Young Dogon masqueraders are free to select their own type of mask to produce and perform, and the kanaga is one of the most popular choices. The more “showy” kanaga masks cavort, jump, and twirl on the stage in small groups. They contort and bend to sweep their “horns” along the ground to stir up clouds of dust in a dance that allows the performers to “prove themselves real sagatara, strong young men, which is why this mask is so popular” (Van Beek 2018, 4). Among the suite of other options available are several masks that require great talent and skill to maneuver: the tiû tree mask, a five-meter-high headpiece that becomes part of a “small walking thicket of trees—a dancing forest,” and the tingetange, which represents water birds and is danced on stilts, “stepping daintily along the crowd” of onlookers (Van Beek 2018, 4). A mask representing a hare plays out part of an engaging hunting scene, often with an elder playing the part of the hunter, and a gazelle masquerader exhibits speed and agility in his performance (Van Beek 2018, 4–5).

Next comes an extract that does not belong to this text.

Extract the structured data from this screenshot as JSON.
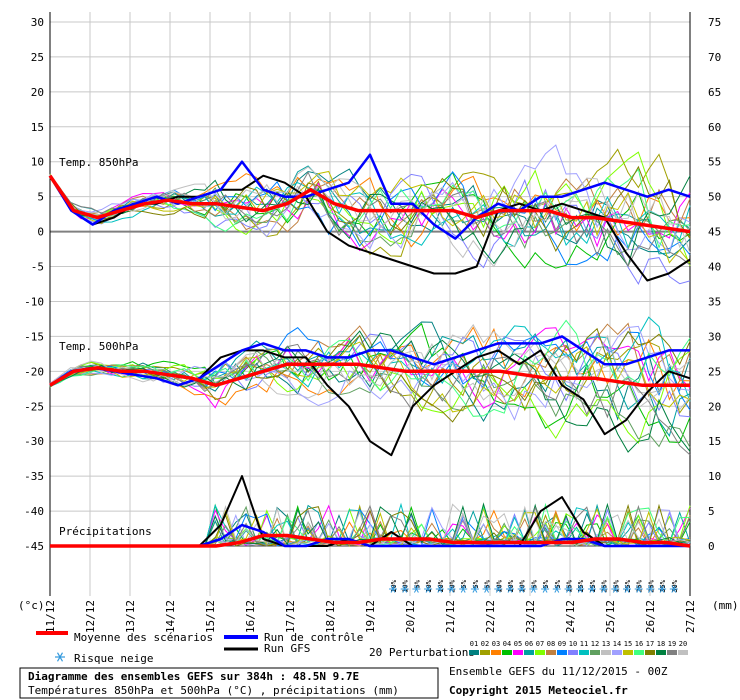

In his early twentieth century research as one of the pioneer scholars of Dogon art and culture, Marcel Griaule was first told that for the uninitiated audience the kanaga mask represents a bird with white wings and a black forehead (Griaule 1938, 470, as referenced in Ezra 1988, 69). In later years he gained a deeper understanding of Dogon creation mythologies and their more complex interpretations in art, masquerades, and ceremonies. He learned that the kanaga mask “apparently pertains both to God, the crossbars being his arms and legs, and to the arrangement of the universe, with the upper crossbar representing the sky and the lower one the earth” (Griaule 1951, 17, as referenced in Ezra 1988, 69).

JMP

References 

Beek, Walter E. A. 2018. “Matter in Motion: A Dogon Kanaga Mask.” In “Religion, Ritual and Ritualistic Objects,” edited by Albertina Nugteren, special issue, Religions 9:14–27

Ezra, Kate. 1988. Art of the Dogon: Selections from the Lester Wunderman Collection. New York: The Metropolitan Museum of Art.

Griaule, Marcel. 1938. Masques Dogons. Travaux et Mémoires de l’Institut d’Ethnologie 33. Paris: Institut d’Ethnologie, 1938. 

———. 1951. “Les symboles des arts africains.” Présence Africaine (10–11): 12–24.